Vancouver failed to hang on to Davide Chiumiento, the only true playmaker the club has ever had. He was sold to FC Zurich, but later suggested in the Swiss media that he would have been happy to remain in Vancouver for the right price.
Eric Hassli was brought in as the club's first-ever designated player. He had a nose for the spectacular, but inconsistency, petulance, and ultimately a massive dry spell put an end to his tenure in Vancouver. You can't hang Hassli's wash out on the Caps, as his resume was impressive at the time, and for a while, if you were a Whitecaps fan, life was like an endless summer at Camp Good Times.
But the name Mustapha Jarju definitely does belong in the litany of mistakes made by the Vancouver Whitecaps.
Then, there was last season's debacle involving LB Alain Rochat. In a move intended to clear salary for the soon-to-be-coming goalkeeper David Ousted, the Caps dumped the Swiss-Canadian off to DC United for a second-round pick and a conditional pick in the SuperDraft - more or less the equivalent of giving away your gently worn Versace suit in exchange for a quick zip down the aisle at Value Village. Rochat put in five matches for D.C. before the club engineered his transfer to Y.B. of Switzerland's Raiffeisen League - for a fee that the Washington Post reported to be in excess of $500,000 USD.
Now there's the Camilo thing.
No, Camilo and his agent definitely haven't gone about this the right way, and I agree with Whitecaps FC president Bob Lenarduzzi's assessment that Camilo's bolting to Queretaro and appearing in their kit is "unacceptable and inappropriate." But... it could and should have been avoided.
Immediately after season's end, the Whitecaps took their eyes off the ball in focusing solely on the search for coach Martin Rennie's successor. Camilo was the Golden Boot winner, and had scored more than 40% the club's goals in 2013 - while on a contract of $250,000 per season, about half of what other MLS players of his calibre are earning.
The window to renegotiating Camilo's contract opened the second that he secured the Golden Boot, but slammed shut after the two months that passed while Whitecaps management first pursued a coach, and then took vacations.
At this point, there is no turning back for either the Whitecaps or Camilo. We know where the Whitecaps stand - the club has been unequivocal in their assertions that Camilo remains under contract to them. It's pretty clear where Camilo and Queretaro stand - as the Twitter pics and the Mexican club's website have shown.
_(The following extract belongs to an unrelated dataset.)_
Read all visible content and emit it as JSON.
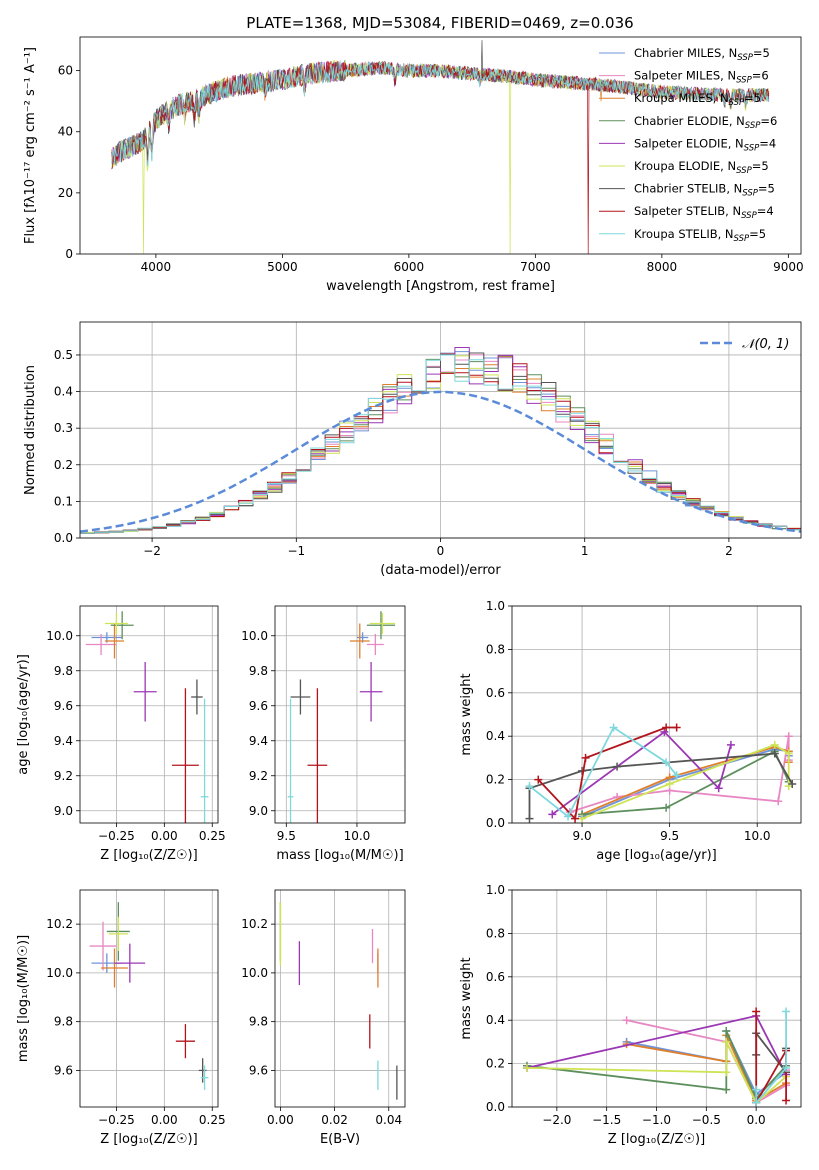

Who knows what MLS's stance is? Presumably, the suits in New York are apoplectic, but that's a guess. After all, they've been stone silent through all of this. And FIFA? Well there's some small evidence that the governing body has not been wholly enamored with (single) option contracts in the past. But within MLS, exclusively, such contracts are common and fully compliant with North American labour law - they're also recognized by MLS Players Union.
It's a mess - but one that could well have been avoided. Camilo Sanvezzo's proven to be The Little Engine That Could, while for the Vancouver Whitecaps making it up and over this particular MLS hill remains in doubt.